Bei der 24 Stunden Betreuung werden die Betreuungskräfte entsprechend sensibilisiert und angewiesen, flexibel auf die vorerwähnten Hinweise einzugehen, um dem Pflegebedürftigen seine verbliebene Zeit so angenehm wie möglich zu gestalten. Die Betreuerinnen sorgen für angenehme Schlaf- und Ruhephasen inklusive einer bequemen Lagerung, bereiten die gewünschten Mahlzeiten sowie Getränke zu und helfen bei deren Einnahme. Noch wichtiger ist jedoch, dass jemand da ist. Hier geht es um das Zuhören, Trösten und Aufmerksamkeit widmen. Hierdurch kann nach unseren Erfahrungen der notwendige Halt und die erforderliche Geborgenheit gewährleistet werden.

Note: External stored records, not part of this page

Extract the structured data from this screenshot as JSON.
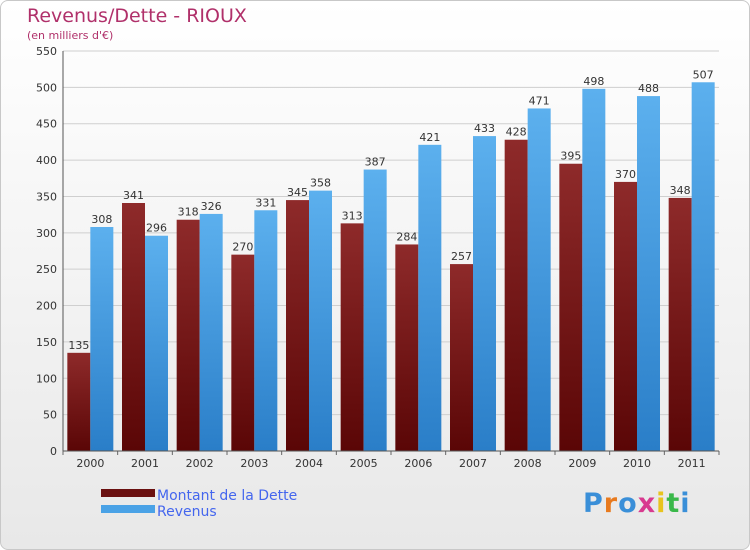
{
  "chart_data": {
    "type": "bar",
    "title": "Revenus/Dette - RIOUX",
    "subtitle": "(en milliers d'€)",
    "categories": [
      "2000",
      "2001",
      "2002",
      "2003",
      "2004",
      "2005",
      "2006",
      "2007",
      "2008",
      "2009",
      "2010",
      "2011"
    ],
    "series": [
      {
        "name": "Montant de la Dette",
        "values": [
          135,
          341,
          318,
          270,
          345,
          313,
          284,
          257,
          428,
          395,
          370,
          348
        ],
        "color": "#7a1a1a"
      },
      {
        "name": "Revenus",
        "values": [
          308,
          296,
          326,
          331,
          358,
          387,
          421,
          433,
          471,
          498,
          488,
          507
        ],
        "color": "#4aa2e6"
      }
    ],
    "ylim": [
      0,
      550
    ],
    "yticks": [
      0,
      50,
      100,
      150,
      200,
      250,
      300,
      350,
      400,
      450,
      500,
      550
    ],
    "grid": true,
    "legend_position": "bottom-left"
  },
  "logo": {
    "text": "Proxiti",
    "colors": [
      "#3a8fd8",
      "#e87a1e",
      "#3a8fd8",
      "#d83a8f",
      "#e8c41e",
      "#3ab84a",
      "#3a8fd8"
    ]
  }
}
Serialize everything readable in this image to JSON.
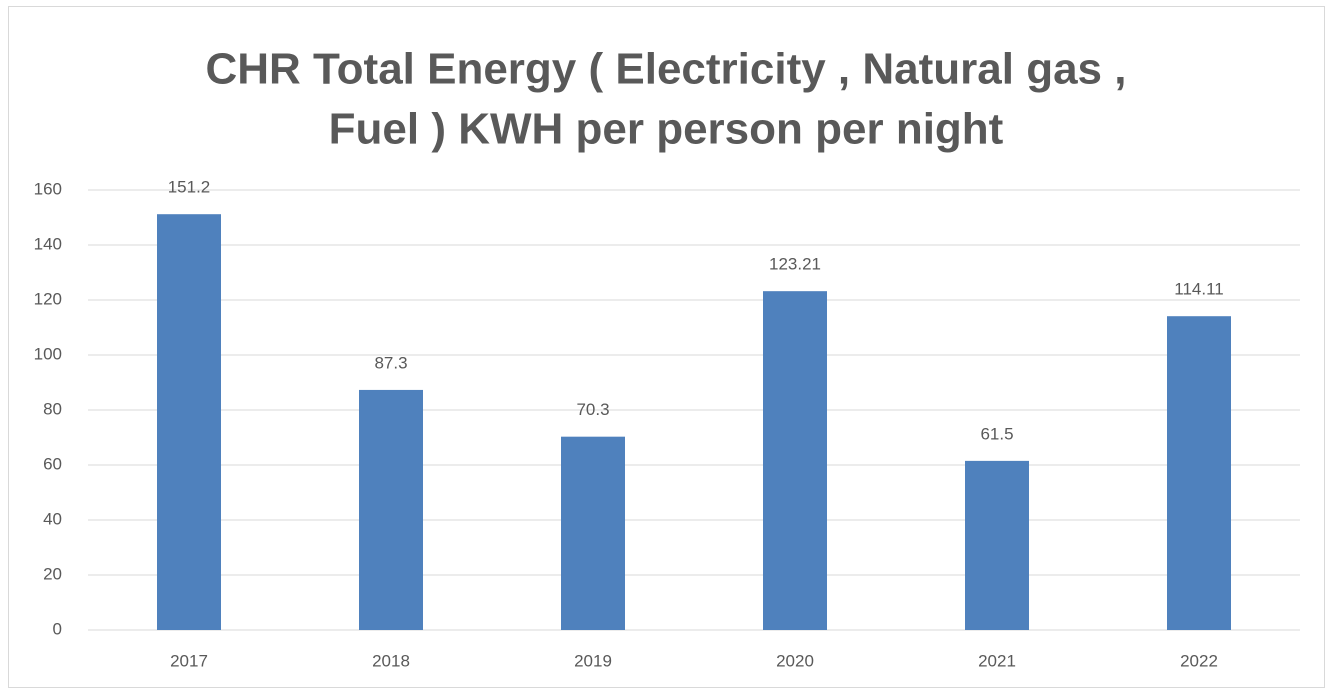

Anzeichen dafür, dass sich das Ende nähert

Zusätzlich kann es hilfreich sein, die Anzeichen eines kurz bevorstehenden Todes richtig zu deuten, um auch in dieser Phase die Wünsche des Sterbenden und seiner Angehörigen zu berücksichtigen. Zu diesen Anzeichen gehören:

  • Eingefallene und tiefer liegende Augen, wobei der Blick in die Ferne gerichtet ist und die Pupillen weniger Reaktion auf Licht entfalten.
  • Das Offenstehen des Mundes wegen der erschlaffenden Muskulatur.
  • Die Veränderung des Teints in eine gräuliche Nuance; insbesondere rund um Nase und Mund.
  • Die Bildung von dunklen Hautflecken an Händen, Füßen und Körperunterseite.
  • Das Abschwächen des Pulses und die Zunahme von Atempausen.

Vielen Sterbenden kann angesehen werden, dass sie Ängste, Verzweiflung und Kämpfe hinter sich gelassen und ihren Frieden gefunden haben. Die Atmosphäre im Raum wirkt dann sehr friedlich, gelöst und ruhig.

Deshalb ist es so wichtig, durch Gespräche in Erfahrung zu bringen, in welchem Umfeld sterbenskranke Menschen ihre letzten Atemzüge machen möchten. Über die Frage nach dem „Wo?“ hinaus sollte auch geklärt werden, wer Gesellschaft leisten darf und soll.

Bis zum nächsten Mal und bleiben Sie wohlauf!